L’annonce figure dans la circulaire relative à l’exécution du budget, signée le 31 décembre 2025 par le ministre des Finances, Louis Paul Motazé. Le dispositif distingue deux catégories d’opérateurs. Les entreprises titulaires d’un titre d’exploitation bénéficient d’une réduction de 25 %, tandis que celles disposant d’une certification de gestion durable obtiennent un abattement porté à 35 %. Selon le ministère des Finances, l’objectif est d’encourager des pratiques forestières conformes aux standards environnementaux.

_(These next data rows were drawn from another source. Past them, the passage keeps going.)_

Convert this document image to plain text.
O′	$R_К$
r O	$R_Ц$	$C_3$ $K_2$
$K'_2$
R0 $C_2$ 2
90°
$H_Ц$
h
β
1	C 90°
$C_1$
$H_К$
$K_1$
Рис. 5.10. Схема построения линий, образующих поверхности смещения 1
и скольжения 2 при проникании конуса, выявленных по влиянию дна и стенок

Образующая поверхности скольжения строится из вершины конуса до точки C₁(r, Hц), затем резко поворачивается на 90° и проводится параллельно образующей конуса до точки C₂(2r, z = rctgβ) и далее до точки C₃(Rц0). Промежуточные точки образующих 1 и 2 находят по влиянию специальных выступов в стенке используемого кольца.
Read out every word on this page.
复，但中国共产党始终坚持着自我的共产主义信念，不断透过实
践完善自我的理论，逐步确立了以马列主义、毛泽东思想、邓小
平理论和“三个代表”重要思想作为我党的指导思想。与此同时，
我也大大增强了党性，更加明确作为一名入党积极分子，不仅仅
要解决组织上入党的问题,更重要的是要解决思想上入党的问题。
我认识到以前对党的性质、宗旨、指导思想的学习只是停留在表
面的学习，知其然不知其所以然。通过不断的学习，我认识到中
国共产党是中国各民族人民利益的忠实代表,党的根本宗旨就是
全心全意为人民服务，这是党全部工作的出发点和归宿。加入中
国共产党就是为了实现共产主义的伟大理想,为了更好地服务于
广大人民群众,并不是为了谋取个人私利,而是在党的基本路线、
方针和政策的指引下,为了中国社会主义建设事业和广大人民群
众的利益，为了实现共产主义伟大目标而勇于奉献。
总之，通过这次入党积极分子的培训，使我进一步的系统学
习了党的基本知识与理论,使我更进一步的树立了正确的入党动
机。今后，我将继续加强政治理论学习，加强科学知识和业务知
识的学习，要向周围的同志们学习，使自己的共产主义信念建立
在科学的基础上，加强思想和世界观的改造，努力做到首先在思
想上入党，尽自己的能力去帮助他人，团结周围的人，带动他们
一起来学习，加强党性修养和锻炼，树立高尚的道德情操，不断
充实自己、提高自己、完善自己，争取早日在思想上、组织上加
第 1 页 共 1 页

Un secteur marqué par des pertes structurelles de recettes
Cette mesure intervient dans un contexte de fortes fragilités fiscales. L’Agence nationale d’investigations financières (ANIF) rappelle, dans un rapport publié en 2021, que l’exploitation forestière et faunique illégale génère un manque à gagner annuel estimé à près de 33 milliards de FCFA pour l’État camerounais. Ce chiffre est mentionné dans une correspondance de mars 2019 du ministre de l’Administration territoriale appelant à des poursuites disciplinaires et pénales.
Cependant, selon plusieurs organisations non gouvernementales, l’exploitation clandestine ne constitue pas la principale source de pertes. Des pratiques opérées par des acteurs légalement installés pèseraient davantage sur les finances publiques, notamment la sous-déclaration des volumes de bois produits et exportés. En minorant les quantités, certains exploitants réduisent artificiellement leur chiffre d’affaires déclaré et, par ricochet, leurs obligations fiscales.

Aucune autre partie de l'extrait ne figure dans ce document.